Reforming global monetary system essential - UNCTAD report
The balance between private activity and state involvement in the
financial sector need to be revised fundamentally for the stability and
reliability of the financial system said, the Trade and Development
Report 2009 of the United Nations Conference on Trade and Development (UNCTAD).
The report covers the global economic crisis and climate change
issues. It stresses that a large segment of the financial sector cannot
be left to function like giant casinos without harming the real sector
of the economy. Pointing out the involvement of the governments and the
central banks to rescue mismanaged banks and financial institutions the
report said that the huge profits and income earned from financial
activities of some market participants and managers over the past few
years is disproportional to the macroeconomic and social usefulness of
the financial sector.
The report stresses the need for financial support to low income
countries to face the crisis. Debt servicing and debt sustainability of
the countries which heavily depend on commercial loans as well as low
income developing countries including heavily indebted poor countries
have become problematic. Despite debt relief provided to them their
external debt situation remain highly vulnerable to shocks. The report
suggests a temporary debt moratorium on official debt repayment for low
income countries.
Compared to the size of the stimulus packages for the developed
countries, the total amount of such a temporary debt moratorium would be
modest, amounting to around US$ 26 billion for 49 low income countries
for 2009 and 2010, the report said.
Warning on a sharp increase of inflation as a result of large
injection of money by central banks and sharply rising budget deficits
in many countries, the report said that the deflation is the real danger
at the moment. Wage deflation is the imminent and most dangerous threat
in many countries today, because governments will find it much more
difficult to stabilise a tumbling economy when there is a large scale
fall in wages and consumption.
However, deflation will not cure itself.The most important task is to
break the spiral of falling wages, prices and demand as early as
possible, review the financial sector ability to provide credit for
productive investment to stimulate real economic growth.
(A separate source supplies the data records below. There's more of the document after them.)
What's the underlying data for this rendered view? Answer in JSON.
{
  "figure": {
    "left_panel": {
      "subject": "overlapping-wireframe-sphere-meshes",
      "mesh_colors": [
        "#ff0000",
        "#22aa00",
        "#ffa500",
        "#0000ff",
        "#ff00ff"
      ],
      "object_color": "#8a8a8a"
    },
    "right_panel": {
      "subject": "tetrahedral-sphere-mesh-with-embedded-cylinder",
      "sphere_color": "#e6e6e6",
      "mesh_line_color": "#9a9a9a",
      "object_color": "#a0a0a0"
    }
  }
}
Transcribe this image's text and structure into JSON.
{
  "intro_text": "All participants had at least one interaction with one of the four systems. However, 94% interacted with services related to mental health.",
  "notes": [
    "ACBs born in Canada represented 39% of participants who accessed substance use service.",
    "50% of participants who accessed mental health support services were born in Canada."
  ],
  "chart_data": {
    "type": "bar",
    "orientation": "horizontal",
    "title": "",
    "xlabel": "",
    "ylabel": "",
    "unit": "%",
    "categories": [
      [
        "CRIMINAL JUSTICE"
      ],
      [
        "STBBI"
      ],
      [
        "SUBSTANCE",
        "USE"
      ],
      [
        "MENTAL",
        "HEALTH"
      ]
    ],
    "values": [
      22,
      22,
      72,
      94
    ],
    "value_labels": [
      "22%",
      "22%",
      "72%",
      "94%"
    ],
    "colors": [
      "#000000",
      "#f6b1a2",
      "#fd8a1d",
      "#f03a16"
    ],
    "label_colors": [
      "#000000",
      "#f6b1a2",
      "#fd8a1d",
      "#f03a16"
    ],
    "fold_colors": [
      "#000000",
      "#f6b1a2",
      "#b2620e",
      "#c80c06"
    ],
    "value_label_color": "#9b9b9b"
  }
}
Governments and central banks need to take rapid and strong proactive
measures to boost demand and avert the risk of deflation, the report
said.
According to the report the scope for expansionary policies to
counter the impacts of the crisis on domestic demand and employment in
developing countries has been severely constrained by the conditionality
attached to IMF lending. From the outbreak of the crisis to May 2009 IMF
has extended its lending for 50 countries.
The report predict the global recovery in 2010 but said it is
unlikely the global GDP growth exceed 1.6%. In 2009 global GDP is
expected to fall by 2.5%. Report said that the reform of the
international monitory and financial system is imperative and the dollar
based reserve system is increasingly challenged.